The Art of HappinessNow Reading: The Art of Happiness


At 4:59 AM, Anonymous Anonymous said...

Nice, I will add that book to my space collection :)

At 5:33 AM, Blogger Allie said...

i have "the art of happiness" too ... i might just have to re-read that sucker.

At 11:54 AM, Blogger Zelda said...

The Art of Happiness? You know the secret to that. Just pick up a ninja sword and go crazy on child molesterers.

At 1:49 PM, Blogger tinyhands said...

Maryam- The only person I knew would appreciate this. :)

#3ga- If you didn't get anything out of it the first time, would a re-read really help? I'm really enjoying it.

Jeth- I was leaning towards nunchaku. Alas, they're Chinese.

At 2:02 PM, Blogger Allie said...

who says i'm not happy now smartass :)

At 2:19 AM, Anonymous Anonymous said...

It's already on my Amazon wish list ;)

At 11:10 PM, Blogger Sass said...

Looking forward to your review of The Art of Happiness. Are you a Dave Eggers fan by chance?

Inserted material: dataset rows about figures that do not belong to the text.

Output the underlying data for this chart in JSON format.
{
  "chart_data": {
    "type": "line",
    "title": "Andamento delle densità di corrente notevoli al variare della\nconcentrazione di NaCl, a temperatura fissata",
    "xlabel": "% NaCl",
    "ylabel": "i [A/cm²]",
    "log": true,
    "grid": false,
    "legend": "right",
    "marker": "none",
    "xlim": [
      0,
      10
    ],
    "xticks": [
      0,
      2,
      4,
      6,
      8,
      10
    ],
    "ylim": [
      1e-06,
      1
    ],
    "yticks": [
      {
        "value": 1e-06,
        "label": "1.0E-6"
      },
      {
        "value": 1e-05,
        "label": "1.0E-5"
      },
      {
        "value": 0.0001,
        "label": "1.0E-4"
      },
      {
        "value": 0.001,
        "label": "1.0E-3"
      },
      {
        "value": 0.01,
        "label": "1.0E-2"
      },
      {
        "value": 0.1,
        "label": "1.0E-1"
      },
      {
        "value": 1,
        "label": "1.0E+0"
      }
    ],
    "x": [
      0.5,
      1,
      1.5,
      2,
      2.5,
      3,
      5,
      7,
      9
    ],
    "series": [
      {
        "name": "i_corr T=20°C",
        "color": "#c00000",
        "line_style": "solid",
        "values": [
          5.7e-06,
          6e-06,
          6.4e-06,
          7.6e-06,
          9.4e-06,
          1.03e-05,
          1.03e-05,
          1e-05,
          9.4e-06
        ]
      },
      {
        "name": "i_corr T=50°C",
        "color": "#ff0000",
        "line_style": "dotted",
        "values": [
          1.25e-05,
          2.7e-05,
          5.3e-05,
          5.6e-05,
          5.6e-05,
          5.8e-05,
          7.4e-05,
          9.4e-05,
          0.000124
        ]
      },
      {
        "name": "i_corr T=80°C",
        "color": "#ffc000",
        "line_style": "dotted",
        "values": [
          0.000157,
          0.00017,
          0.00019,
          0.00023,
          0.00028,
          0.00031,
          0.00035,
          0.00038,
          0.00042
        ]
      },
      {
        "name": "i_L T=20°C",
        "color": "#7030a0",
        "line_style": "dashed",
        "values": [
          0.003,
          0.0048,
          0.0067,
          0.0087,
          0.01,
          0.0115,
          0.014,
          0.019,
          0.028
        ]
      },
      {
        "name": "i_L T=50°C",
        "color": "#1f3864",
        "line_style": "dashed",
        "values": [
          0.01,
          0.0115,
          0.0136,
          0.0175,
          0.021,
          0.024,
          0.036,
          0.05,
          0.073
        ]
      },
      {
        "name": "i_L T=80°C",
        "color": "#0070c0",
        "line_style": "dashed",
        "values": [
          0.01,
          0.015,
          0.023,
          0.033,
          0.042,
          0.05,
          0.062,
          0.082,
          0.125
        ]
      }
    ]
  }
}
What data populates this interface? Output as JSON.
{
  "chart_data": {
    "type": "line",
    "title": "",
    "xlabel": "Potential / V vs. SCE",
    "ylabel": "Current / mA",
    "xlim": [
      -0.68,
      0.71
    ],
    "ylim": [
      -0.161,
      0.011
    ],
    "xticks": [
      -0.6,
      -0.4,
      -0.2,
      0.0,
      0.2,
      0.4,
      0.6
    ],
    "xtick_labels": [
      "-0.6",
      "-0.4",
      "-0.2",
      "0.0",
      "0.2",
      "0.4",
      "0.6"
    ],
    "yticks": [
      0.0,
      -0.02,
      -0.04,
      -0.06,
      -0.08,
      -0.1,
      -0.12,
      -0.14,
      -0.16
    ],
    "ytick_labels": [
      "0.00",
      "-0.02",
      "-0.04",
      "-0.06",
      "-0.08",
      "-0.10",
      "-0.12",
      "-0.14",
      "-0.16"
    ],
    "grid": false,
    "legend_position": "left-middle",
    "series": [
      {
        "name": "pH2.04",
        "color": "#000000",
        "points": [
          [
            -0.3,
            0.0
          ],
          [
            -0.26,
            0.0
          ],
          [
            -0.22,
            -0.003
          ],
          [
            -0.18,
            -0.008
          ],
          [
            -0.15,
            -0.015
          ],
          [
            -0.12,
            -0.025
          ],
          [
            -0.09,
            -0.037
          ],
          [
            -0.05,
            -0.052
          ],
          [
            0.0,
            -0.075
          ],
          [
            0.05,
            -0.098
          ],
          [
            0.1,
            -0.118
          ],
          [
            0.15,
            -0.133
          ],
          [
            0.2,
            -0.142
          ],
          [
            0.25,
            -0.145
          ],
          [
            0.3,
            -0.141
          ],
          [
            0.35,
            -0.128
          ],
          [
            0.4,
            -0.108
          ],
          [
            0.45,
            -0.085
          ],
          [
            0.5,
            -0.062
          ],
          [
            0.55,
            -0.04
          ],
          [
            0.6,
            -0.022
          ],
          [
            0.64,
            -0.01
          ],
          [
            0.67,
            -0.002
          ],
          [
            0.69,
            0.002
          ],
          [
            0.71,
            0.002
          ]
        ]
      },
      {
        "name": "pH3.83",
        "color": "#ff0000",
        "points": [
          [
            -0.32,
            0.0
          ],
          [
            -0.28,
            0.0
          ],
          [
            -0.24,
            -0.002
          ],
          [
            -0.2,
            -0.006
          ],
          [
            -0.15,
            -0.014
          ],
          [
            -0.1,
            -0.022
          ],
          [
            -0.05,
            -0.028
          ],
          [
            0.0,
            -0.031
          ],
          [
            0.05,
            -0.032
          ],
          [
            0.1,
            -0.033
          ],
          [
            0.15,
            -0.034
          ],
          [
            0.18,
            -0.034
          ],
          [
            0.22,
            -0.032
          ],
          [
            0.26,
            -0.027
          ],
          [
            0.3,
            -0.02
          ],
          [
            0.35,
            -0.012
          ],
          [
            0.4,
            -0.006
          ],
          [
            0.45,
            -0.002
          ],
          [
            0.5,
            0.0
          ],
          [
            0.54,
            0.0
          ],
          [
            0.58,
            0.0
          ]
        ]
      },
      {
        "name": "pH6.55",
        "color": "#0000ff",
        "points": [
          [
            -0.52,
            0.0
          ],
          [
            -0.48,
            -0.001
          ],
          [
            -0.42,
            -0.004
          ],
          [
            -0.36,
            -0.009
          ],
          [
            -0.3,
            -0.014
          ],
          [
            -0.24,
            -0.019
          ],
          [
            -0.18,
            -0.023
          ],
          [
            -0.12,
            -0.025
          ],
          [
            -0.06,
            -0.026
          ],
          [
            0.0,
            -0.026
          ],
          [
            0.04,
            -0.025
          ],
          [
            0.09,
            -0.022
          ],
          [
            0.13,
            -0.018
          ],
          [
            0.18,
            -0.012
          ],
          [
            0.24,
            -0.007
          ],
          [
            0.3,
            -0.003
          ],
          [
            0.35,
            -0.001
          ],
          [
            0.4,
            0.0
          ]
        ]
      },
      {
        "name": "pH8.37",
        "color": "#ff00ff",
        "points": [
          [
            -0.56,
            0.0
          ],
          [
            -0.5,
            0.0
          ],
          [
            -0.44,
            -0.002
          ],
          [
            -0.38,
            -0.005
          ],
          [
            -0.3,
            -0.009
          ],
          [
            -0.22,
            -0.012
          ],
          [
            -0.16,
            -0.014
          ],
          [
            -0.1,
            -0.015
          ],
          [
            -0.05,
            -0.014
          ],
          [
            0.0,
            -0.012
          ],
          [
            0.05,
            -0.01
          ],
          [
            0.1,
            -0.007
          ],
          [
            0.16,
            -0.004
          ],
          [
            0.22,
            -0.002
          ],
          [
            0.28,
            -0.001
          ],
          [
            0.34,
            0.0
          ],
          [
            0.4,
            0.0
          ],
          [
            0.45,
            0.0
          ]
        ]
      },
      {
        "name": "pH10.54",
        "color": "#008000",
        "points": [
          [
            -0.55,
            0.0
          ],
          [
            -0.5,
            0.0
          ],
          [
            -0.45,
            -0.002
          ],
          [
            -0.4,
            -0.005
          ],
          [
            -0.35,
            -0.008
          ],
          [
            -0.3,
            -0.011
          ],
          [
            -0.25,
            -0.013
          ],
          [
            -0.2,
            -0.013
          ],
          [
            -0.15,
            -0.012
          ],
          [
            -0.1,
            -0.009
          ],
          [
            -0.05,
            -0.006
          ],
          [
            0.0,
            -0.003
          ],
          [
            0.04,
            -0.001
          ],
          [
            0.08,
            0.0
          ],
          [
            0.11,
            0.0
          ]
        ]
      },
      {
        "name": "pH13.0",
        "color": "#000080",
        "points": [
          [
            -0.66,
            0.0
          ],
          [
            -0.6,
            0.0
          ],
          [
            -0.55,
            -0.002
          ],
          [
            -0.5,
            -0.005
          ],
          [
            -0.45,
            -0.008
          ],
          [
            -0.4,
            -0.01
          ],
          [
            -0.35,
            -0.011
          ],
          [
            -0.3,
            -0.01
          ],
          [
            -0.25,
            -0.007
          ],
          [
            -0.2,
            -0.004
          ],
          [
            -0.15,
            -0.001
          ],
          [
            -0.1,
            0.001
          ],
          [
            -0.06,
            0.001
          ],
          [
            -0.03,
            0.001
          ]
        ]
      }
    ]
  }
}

At 1:44 AM, Blogger tinyhands said...

#3gah! - Not me. I just implied you didn't get anything out of reading the book.

Maryam- I bet I can name a few more you should look into before this one.

Sass- I know the name, but I couldn't name anything he's written. [Quick Amazon lookup] Yes, I have heard of him but obviously haven't read him. I think I was recommended "Staggering Genius" by Amazon once upon a time but haven't gotten around to it.

At 3:00 PM, Blogger Sass said...

Heartbreaking work of a staggering genius. It's a must. A very fun book to read. It's one of those books that really does make you laugh out loud.